Neill Sullivan is a California-based real estate entrepreneur, whose companies purchased hundreds of properties in foreclosure following the 2008 financial crisis. As of 2021, companies tied to Sullivan were listed as owners on at least 292 properties according to the assessor data, most of which are located in West Oakland. Sullivan positions himself as an “Oakland, California, entrepreneur” who “emphasizes quick, responsive service and quality relations with his hundreds of tenants” and is “interested in promoting financial literacy in inner-city communities” and “breaking cycles of poverty.” Tenant advocates and organizers have called Sullivan’s community engagement efforts “shallow gimmicks” that obscure his role in displacing longtime residents and profiting from mass foreclosures.
Essex Property Trust is a San Mateo-based, publicly owned real estate investment trust, whose companies own and operate more than 19,000 units within at least 84 apartment buildings in the Bay area. The company has been sued numerous times in federal and local courts. In 2016, it settled a class-action lawsuit filed in Alameda County Superior Court where tenants at multiple Fremont apartment complexes alleged they were subject to improper rent increases.

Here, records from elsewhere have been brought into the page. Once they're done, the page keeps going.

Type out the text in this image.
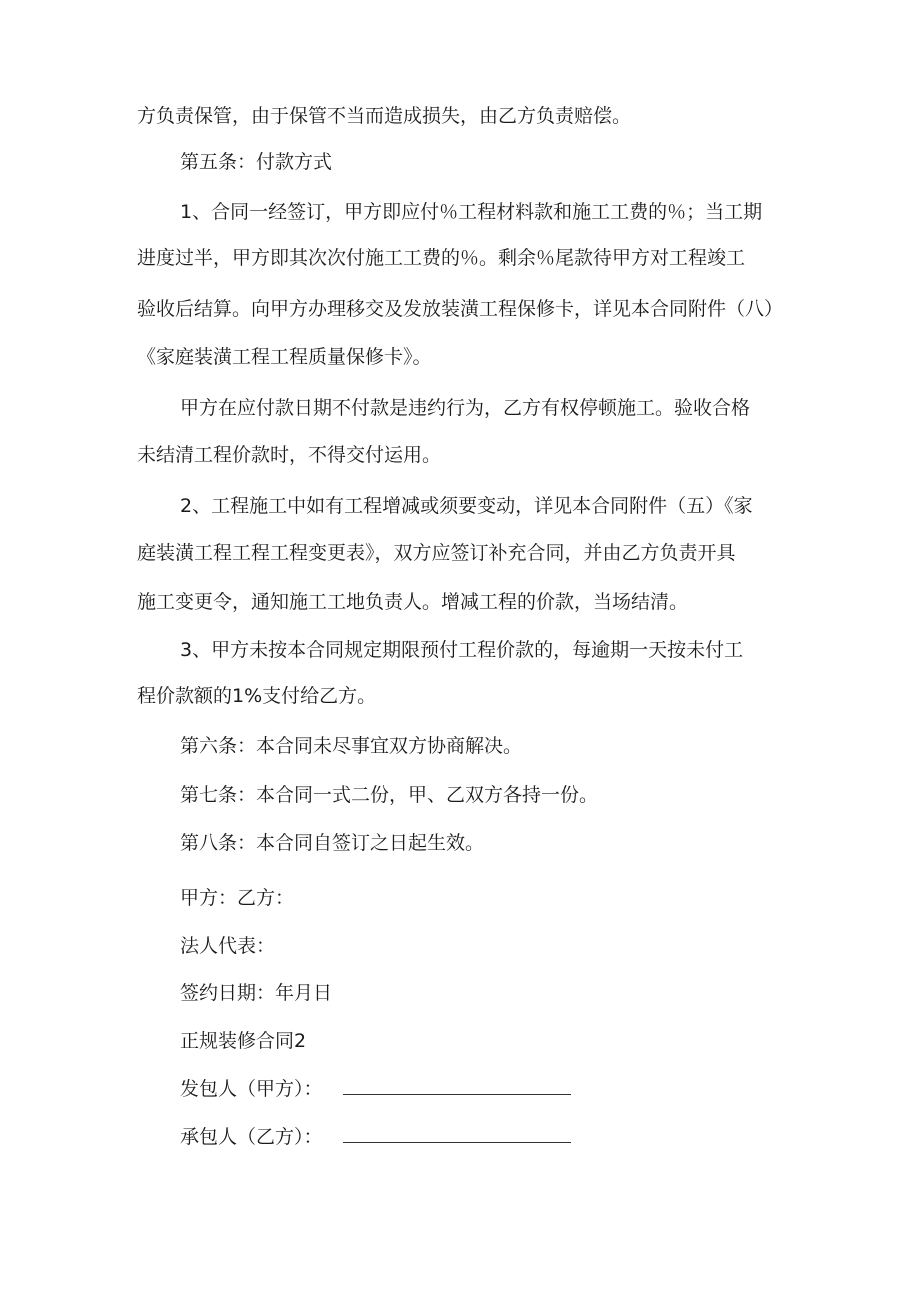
方负责保管，由于保管不当而造成损失，由乙方负责赔偿。
第五条：付款方式
1、合同一经签订，甲方即应付％工程材料款和施工工费的％；当工期
进度过半，甲方即其次次付施工工费的％。剩余％尾款待甲方对工程竣工
验收后结算。向甲方办理移交及发放装潢工程保修卡，详见本合同附件（八）
《家庭装潢工程工程质量保修卡》。
甲方在应付款日期不付款是违约行为，乙方有权停顿施工。验收合格
未结清工程价款时，不得交付运用。
2、工程施工中如有工程增减或须要变动，详见本合同附件（五）《家
庭装潢工程工程工程变更表》，双方应签订补充合同，并由乙方负责开具
施工变更令，通知施工工地负责人。增减工程的价款，当场结清。
3、甲方未按本合同规定期限预付工程价款的，每逾期一天按未付工
程价款额的1%支付给乙方。
第六条：本合同未尽事宜双方协商解决。
第七条：本合同一式二份，甲、乙双方各持一份。
第八条：本合同自签订之日起生效。
甲方：乙方：
法人代表：
签约日期：年月日
正规装修合同2
发包人（甲方）：
承包人（乙方）：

UDR Inc. owns at least 3,300 rental units in the Bay Area, including at least 14 apartment communities in San Rafael, Dublin, Mountain View, San Mateo and Santa Clara. UDR has largely stayed out of the spotlight in the Bay Area’s housing battles by buying apartment complexes after they were completed or approved.
Tricon Residential (formerly known as Tricon American Homes) is one of the oldest industrial-scale home-rental companies operating in the U.S., and owns at least 543 properties in Bay Area region utilizing at least eight separate subsidiaries. In July 2021, the company averaged a 21% increase in rent on new leases, with a 5% increase for existing tenants It also launched a $5 billion fund in summer of 2021 to purchase and lease out 18,000 new homes; it has also begun to pursue “build-to-rent” construction projects.
AvalonBay Communities Inc. is a Virginia-based REIT and is the nation’s fourth-largest apartment owner, according to advocacy group the National Multifamily Housing Council. Like other REIT's and investor-backed landlords, the company has also attracted criticism for a business model that depends on maximizing profits and raising rents, despite growing public concern about unaffordable housing. In 2020, California housing activists highlighted the political efforts of AvalonBay and other large landlords, including Essex and Equity Residential, to defeat ballot measure campaigns to expand rent control, including Prop. 21. RenĂ© Christian Moya, director of L.A. activist group Housing is a Human Right, criticized the companies for employing tactics “to camouflage the true motive behind their opposition: keeping in place a broken system that’s fueled unfair, excessive rents and the housing affordability crisis.”
Ardenbrook, Inc. is a Fremont-based, privately held real estate company founded by the family of John "Jack" Brooks, the late real estate developer and Oakland Raiders co-founder. In the Bay Area, Ardenbrook’s 1,300-plus properties are concentrated in the East Bay and South Bay. In May of last year, Ardenbrook was subject to an inspection by the Occupational Safety and Health Administration after an accident at one of its apartment complexes, according to public records. The OSHA inspection yielded two “serious” safety violations, and Ardenbrook received a fine of nearly $25,000. The case is still open, however.